The number of African Americans displaced from the Western Addition as a result of urban renewal is unknown, but estimates start at 10,000 people. Less quantifiable is the cultural aftermath; a once-thriving district studded with minority-owned businesses, nightclubs and hotels in the heart of San Francisco now exists mostly in faded photos and oral histories.

That is the historical backdrop for the building of the Midtown Park Apartments in 1964. The 139-unit, three-story project was financed by the city of San Francisco, and residents were promised they would own their apartments once the city's mortgage was paid off. "Own your own," said the original sales brochure.

More than half a century later, those promises of home ownership remain unfulfilled. Midtown families are still renters in 2016 and still fighting against the threat of displacement--or rather, fighting displacement again.

Clay, the longtime Midtown resident, connects the past redevelopment bulldozers that knocked down Black homes with today's struggle:

Our friends and allies invented Black Lives Matter. We say that you can't say that Black Lives Matter without saying that Black Homes Matter. Without a strong community, deeply rooted in its neighborhood, we are bound to be displaced--we are at the whim of the powers that be. We need to preserve, cherish and expand the last 3 percent of the Black population in San Francisco--otherwise, one day we'll be all gone.


THE STRUGGLE to save Midtown Park fits into the larger crisis of housing and inequality in San Francisco.

Rents have been on the rise for years. San Francisco is the most expensive American city for renters: The average monthly rent of a one-bedroom unit is a whopping $3,500, a 250 percent increase since 2010. This is more than the whole starting salary of a unionized San Francisco teacher.

More and more, working-class families simply have no other place to go but to the far-flung reaches of the Bay Area. Additionally, there are now 30,000 homeless people in the city, of which 3,300 are students in the San Francisco Unified School District. Sixty percent of the homeless population had jobs when they lost their housing.

The housing market is literally taking people out their jobs and making them homeless because they can't keep up with renting in this city. Initiatives like the Anti-Eviction Mapping Project have been documenting alarming numbers of evictions, many of them by landlords looking to get rid of longtime tenants in order to benefit from higher new leases.

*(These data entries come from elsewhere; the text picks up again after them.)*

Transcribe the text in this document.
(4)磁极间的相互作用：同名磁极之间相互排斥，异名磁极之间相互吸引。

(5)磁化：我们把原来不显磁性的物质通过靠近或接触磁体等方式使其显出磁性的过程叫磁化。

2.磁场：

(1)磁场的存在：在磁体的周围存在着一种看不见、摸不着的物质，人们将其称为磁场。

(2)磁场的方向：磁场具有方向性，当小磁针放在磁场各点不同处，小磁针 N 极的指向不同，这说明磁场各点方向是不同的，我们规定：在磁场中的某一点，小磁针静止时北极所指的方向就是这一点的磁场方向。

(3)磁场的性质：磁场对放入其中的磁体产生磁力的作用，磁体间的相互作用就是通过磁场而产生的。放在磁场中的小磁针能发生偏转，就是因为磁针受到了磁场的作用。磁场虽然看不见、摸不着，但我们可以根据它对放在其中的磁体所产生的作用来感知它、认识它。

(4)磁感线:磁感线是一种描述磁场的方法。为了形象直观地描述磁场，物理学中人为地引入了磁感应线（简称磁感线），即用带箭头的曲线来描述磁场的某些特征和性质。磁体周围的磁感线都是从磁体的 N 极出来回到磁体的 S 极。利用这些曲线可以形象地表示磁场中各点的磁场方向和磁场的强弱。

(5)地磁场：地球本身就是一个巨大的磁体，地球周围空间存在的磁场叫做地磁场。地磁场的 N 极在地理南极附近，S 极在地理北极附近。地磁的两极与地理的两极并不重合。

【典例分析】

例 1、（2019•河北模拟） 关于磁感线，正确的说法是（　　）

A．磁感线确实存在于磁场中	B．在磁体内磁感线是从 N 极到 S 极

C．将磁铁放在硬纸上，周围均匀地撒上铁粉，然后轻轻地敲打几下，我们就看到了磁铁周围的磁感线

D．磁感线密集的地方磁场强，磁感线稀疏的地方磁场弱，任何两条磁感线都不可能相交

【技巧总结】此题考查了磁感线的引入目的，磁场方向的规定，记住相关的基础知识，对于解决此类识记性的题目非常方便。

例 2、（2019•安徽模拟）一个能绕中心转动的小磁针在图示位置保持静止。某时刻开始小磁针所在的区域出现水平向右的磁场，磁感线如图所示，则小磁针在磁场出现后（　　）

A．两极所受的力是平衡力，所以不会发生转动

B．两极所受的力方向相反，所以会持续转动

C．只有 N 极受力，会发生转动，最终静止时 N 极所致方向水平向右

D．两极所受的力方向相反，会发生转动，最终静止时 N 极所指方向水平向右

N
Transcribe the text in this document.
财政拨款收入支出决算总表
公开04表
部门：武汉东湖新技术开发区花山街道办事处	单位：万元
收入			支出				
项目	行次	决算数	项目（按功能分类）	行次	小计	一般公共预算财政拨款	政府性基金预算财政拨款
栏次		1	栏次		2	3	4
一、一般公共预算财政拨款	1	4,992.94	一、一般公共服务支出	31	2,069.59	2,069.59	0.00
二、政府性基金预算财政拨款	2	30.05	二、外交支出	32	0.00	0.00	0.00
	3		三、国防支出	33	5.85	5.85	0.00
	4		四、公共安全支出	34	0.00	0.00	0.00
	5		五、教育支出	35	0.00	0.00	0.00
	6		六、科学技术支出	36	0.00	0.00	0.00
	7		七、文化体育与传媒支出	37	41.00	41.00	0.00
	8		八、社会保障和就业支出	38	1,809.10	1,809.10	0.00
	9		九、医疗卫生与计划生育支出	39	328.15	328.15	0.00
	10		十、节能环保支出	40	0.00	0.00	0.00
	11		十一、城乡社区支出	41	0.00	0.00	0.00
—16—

Structural racism in this supposedly liberal city has made the crisis particularly harsh for people of color. For example, the financial crash of 2008 has played a significant role in the continued erosion of Black families' wealth. Many of them were homeowners and had significant money invested in their homes. They were targeted by Wells Fargo and other banks into refinancing their homes with predatory loans. When the bubble burst, it wiped out most of the wealth owned by Black families.

Black income in San Francisco is absurdly low compared to the rest of the state. In 2014, the median household income for white families in San Francisco was $104,364, whereas for Black families it was $29,503--a gap of nearly $75,000.

Compare that with the average for the state of California as a whole: $73,017 income for white families against $42,509 for Black families. At $30,000, that's still a glaring difference, but it's significantly less than the gap in San Francisco. Overall, Black families do worse in San Francisco than in any other city in California.

Racist police practices have resulted in a jail population that is 50 percent Black, a hugely disproportionate number for a city with a 3 percent Black population. The recent killing of Mario Woods by San Francisco police is the latest case highlighting the ongoing racist assault on Black people.

All of this starkly underlines the need for change in our city and the importance of the fight at Midtown. We desperately need a movement that treats housing as a right. This will mean taking on City Hall, the developers and the racist police. It will take people of all walks of life living and working here coming together.

The Midtown housing fight is not just about housing; it's deeply intertwined with the fight against structural racism and inequality in San Francisco.